After a slow start, Canada is leading the Covid-19 vaccination chart with 71% of its people receiving a jab. Europe is catching up fast.

The one weird trick that could help NZ catch up with the global vaccine champs

As New Zealand’s vaccine effort picks up speed, there are lessons to be taken from countries that are more rapidly vaccinating their populations. Justin Giovannetti reports.

With the global vaccination marathon against Covid-19 accelerating in the second half of 2021, new countries are emerging as leaders after overcoming supply issues and slow starts.

Topping the effort now is Canada, with nearly 71% of eligible adults having received at least one jab, while the United Kingdom is at 69% and most of western Europe not far behind. The United States, despite an early lead and oversupply of vaccine, has tumbled down the leaderboard.

The US has quickly turned into a story of two countries, one that’s more progressive and heavily vaccinated, another that’s more conservative and sceptical, largely eschewing the vaccine. More aggressive variants of the virus have taken hold in unvaccinated areas.

Anthony Fauci, the US president’s chief medical advisor, has cited the lack of partisan divide in Canada as one of the keys to that country’s success. New Zealand’s partisan divide, if one exists, is that both National and Act have demanded a more aggressive vaccination programme than the Labour government’s current one.

However, there’s one important lesson that New Zealand can take from both the Canadian and British approach. It’s one that could accelerate the effort here, as the vaccine programme now expands to the general public for the first time. 

Both those countries have focused on getting first doses into adult arms while extending the three-week gap between injections that is recommended by many vaccine companies. According to Peter McIntyre, a health professor at the University of Otago, New Zealand should consider a similar route.

The decision in Britain and Canada meant many adults waited months for a second dose, but the first shot provided enough immunity to shield the wider population from the worst of subsequent outbreaks. The Canadian programme in particular got off to a slow start, but rocketed up in May and June. During that delay, there were lockdowns as outbreaks continued. With supply now readily available, more than half of all adults in Canada and the UK are now fully vaccinated.

The result of that has been a gradual reopening in both countries. While the British situation has been complicated by the presence of the more infectious delta variant of Covid-19, fully vaccinated Canadians can now travel internationally and don’t need to isolate on arrival back home. Fully vaccinated tourists will start arriving, isolation-free, in the country next month.

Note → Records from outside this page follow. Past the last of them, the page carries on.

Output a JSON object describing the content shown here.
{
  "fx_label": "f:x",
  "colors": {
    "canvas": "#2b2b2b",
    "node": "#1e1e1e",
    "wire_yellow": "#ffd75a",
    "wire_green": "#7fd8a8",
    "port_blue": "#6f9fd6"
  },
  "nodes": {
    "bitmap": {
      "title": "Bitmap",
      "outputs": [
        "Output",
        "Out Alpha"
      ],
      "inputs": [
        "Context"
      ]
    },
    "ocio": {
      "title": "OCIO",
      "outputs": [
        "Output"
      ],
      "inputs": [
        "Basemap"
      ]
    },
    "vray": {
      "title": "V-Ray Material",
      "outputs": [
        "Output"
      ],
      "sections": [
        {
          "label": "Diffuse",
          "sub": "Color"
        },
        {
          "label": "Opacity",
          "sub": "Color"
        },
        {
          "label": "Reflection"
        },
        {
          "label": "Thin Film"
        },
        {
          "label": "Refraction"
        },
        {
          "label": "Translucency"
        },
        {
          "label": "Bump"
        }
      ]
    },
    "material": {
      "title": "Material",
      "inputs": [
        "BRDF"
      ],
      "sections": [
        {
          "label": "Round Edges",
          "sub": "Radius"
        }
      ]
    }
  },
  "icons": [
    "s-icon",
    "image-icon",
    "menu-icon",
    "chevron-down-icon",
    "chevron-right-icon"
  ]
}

New research from Oxford University has shown that the longer wait between jabs might be beneficial, with higher immunity being detected in people who waited 10 weeks.

Prime Minister Jacinda Ardern receives her first Covid-19 Pfizer vaccination on June 18, 2021. Her second dose will be administered tomorrow (Photo: Hannah Peters/Getty Images)

Jacinda Ardern will be getting her second jab on Thursday, nearly six weeks after her first shot. According to her office, the prime minister’s delay isn’t a sign of a change in policy, just of trouble fitting the visit into her schedule.

Ardern will be one of the rare New Zealanders not adhering to the guideline. Most clinics book second visits before you get your first jab, faithfully sticking to a 21 day gap. About 19% of the New Zealand population has had a jab; about two-thirds of those people are fully vaccinated against Covid-19. The overall figure is one of the lowest amongst rich countries.

The argument for a faster rollout of the first dose is across the Tasman, according to McIntyre, who recently returned from Sydney and spoke from managed isolation in Auckland. The delta variant has plunged New South Wales, Australia’s most populous state, into extended lockdown and closed the travel bubble with New Zealand for at least two months.

“Speaking to colleagues in Australia, it makes a huge amount of sense to get as many doses out as quickly as we can,” said McIntyre.

“There’s this strict adherence to the 21 day delay in New Zealand, which made sense when they started with the border workers and wanted to make them as solidly immune as possible. But as we move into young groups and data is coming saying that waiting for the later dose makes it better, a longer wait might be a good approach to take,” he said.

Covid-19 response minister Chris Hipkins has so far rejected the suggestion of a longer gap.

With modelling from Te Pūnaha Matatini suggesting that over 90% of the population will need to be vaccinated in order to achieve herd immunity, the focus will shift to ensuring as many people as possible get a jab once the country’s programme gets underway.

While some places internationally have turned to lotteries to increase uptake, others have taken a more punitive approach. France now has more adults vaccinated than the US. In part, that’s due to a government requirement of proof of vaccination in order to enter many public venues. A number of airlines have also indicated they won’t take unvaccinated passengers.

The New Zealand government expects that any adult who wants a vaccine should be able to do so before the end of the year. After months of constrained supply, the country is expecting larger deliveries of the Pfizer jab in the coming weeks.

An earlier version of this article linked to an unrelated study owing to an editing error. Apologies.